= Sharon Oviatt =

Canadian computer scientist

Sharon Oviatt is an internationally recognized computer scientist, professor and researcher known for her work in the field of human–computer interaction on human-centered multimodal interface design and evaluation.

== Education ==
Sharon Oviatt received her PhD in Experimental Psychology at the University of Toronto.

== Career ==
Oviatt has published 200 scientific publications in the HCI field and human-centered A.I., and worked as a Professor of Computer Science, Psychology and Linguistics at several different universities. She has served as an editor for the major HCI journals in the field including Human Computer Interaction and Interactive Intelligent Systems (TIIS), and she chaired the International Conference on Multimodal Interfaces in 2003. She is a former Professor and Co-Director at the Center for Human-Computer Communication (CHCC) in the Department of Computer Science at Oregon Health & Science University. She served as the President and Chair of the Board of Directors of Incaa Designs, a non-profit with the aim of researching and designing new educational interfaces. She is also a Professor of HCI and Creative Technologies at Monash University in Melbourne, Australia. Much of her research is focused on examining the effectiveness of speech and pen interfaces in educational settings.

== Research ==
Oviatt's main areas of research are human-centered,  multimodal, mobile and educational interfaces. Her work at Incaa Designs was centered on designing and evaluating the effects of new educational interfaces. It particular, it aimed to develop educational interfaces that allowed students to learn more effectively with fewer distractions.

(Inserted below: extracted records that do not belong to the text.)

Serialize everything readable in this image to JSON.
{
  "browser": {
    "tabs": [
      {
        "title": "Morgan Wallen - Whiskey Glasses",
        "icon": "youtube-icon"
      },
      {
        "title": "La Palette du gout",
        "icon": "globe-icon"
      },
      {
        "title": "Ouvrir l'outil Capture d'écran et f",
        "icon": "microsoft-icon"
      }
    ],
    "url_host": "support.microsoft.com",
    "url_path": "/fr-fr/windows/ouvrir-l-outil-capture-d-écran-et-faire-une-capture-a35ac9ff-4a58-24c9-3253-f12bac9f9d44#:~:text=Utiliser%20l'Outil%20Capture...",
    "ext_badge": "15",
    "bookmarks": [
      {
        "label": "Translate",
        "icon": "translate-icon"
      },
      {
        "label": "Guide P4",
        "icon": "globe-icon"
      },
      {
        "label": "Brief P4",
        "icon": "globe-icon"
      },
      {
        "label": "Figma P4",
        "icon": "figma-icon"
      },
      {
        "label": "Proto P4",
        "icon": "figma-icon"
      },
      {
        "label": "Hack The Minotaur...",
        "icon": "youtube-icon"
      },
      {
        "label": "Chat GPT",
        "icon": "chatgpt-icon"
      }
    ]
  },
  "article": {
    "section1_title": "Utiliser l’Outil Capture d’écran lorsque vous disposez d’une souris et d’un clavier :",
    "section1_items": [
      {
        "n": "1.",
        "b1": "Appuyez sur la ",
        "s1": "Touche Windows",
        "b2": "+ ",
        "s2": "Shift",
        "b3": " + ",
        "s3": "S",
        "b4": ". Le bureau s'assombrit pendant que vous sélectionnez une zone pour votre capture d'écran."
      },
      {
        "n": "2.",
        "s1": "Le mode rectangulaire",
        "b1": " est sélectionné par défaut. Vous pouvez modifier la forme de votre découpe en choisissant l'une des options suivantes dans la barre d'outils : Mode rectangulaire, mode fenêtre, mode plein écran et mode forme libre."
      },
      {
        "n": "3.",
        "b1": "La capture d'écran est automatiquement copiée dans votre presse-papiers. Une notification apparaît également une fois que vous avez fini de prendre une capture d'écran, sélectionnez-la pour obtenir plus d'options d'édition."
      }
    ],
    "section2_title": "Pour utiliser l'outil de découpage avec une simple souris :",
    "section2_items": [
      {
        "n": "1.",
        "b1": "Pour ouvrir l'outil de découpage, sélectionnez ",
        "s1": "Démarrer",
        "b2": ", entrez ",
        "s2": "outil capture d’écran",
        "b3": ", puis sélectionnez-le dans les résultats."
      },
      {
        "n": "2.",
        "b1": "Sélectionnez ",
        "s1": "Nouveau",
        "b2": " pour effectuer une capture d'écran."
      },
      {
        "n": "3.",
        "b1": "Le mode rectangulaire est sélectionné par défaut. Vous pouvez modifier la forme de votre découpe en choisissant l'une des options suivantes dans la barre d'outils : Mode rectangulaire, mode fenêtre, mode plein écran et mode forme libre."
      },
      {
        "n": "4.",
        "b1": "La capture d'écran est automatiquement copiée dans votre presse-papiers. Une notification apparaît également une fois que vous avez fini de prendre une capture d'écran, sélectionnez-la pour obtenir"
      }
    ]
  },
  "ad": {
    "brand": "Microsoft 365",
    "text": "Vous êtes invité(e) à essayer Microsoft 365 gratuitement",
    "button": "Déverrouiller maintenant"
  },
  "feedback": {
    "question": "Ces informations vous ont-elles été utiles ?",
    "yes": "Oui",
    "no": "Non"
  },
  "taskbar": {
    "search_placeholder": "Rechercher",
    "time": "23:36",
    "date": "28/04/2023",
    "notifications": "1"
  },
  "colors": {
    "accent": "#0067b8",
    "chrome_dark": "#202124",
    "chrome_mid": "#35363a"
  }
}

=== Human-centered design ===
Oviatt is an advocate of human-centered design. In her paper “User-centered modeling and evaluation of multimodal interfaces”, she describes most past computer interface design as being technologically driven and claims that these designers first built their interfaces and then taught users how to interact with them. In contrast, human-centered design relies on cognitive science research to inform designers about the most effective ways for individuals to naturally interact with their interfaces.

=== Pen interfaces ===
The effectiveness of pen interfaces on a student's ability to learn is one of Oviatt's major areas of research. In 2012 she co-authored a paper on “The impact of interface affordances on human ideation, problem solving, and inferential reasoning” which found that student who used a pen used 56% more diagrams, symbols and other pictorial representations compared to those who used a keyboard.  This corresponded to a 38.5% increase in these students' ability to express scientific ideas. The researchers found that digital pen inputs allowed students even more accuracy when it came to their diagrams, and further reduced the number of vague generalizations students had to make while taking notes.

In another paper entitled “Toward High-Performance Communications Interfaces for Science Problem Solving”, Oviatt and her co-author Adrienne Cohen found that low-performing students performed better using of a pen and paper compared with a tablet and pen, graphical interface, or digital paper and pen.

=== Speech Interfaces ===
Oviatt has authored numerous papers on using speech to interact with electronic devices. In one study she co-authored, “Toward adaptive conversational interfaces: Modeling speech convergence with animated personas”, 24 children were given a variety of different animated characters to converse with. This study found that as the children interacted with these animated characters, their intonation and style of speaking began to resemble these characters’ ways of speaking. The researchers’ stated long term goal was for this convergence in speaking to be used to design more responsive and accurate conversational interfaces.

== Awards ==

- 2016: ACM award for contributions to the foundations of multimodal systems and human-centered computer interfaces. (awarded to the top 1% of computer scientists worldwide)
- 2015: SigCHI Academy Award for her work in human-centered and multimodal interfaces (awarded to the top 1% of HCI professionals worldwide)
- 2014: International Conference on Multimodal Interaction (ICMI) Sustained Accomplishment Award for significant contributions to the field of multimodal and multimedia interaction, interfaces, and systems.
- 2000: National Science Foundation Creativity Award for pioneering research on  mobile multimodal interfaces.

== Notable works ==
- 2017, 2018, 2019: The Handbook of Multimodal Interfaces, ACM Press, 3-volume handbook co-edited with B. Schuller, P. Cohen, D. Sonntag, G. Potamianos & A. Kruger
- 2015: The Paradigm Shift to Multimodality in Contemporary Computer Interfaces (co-authored with Phil Cohen).
- 2013: The Design of Future Educational Interfaces (Routledge Press).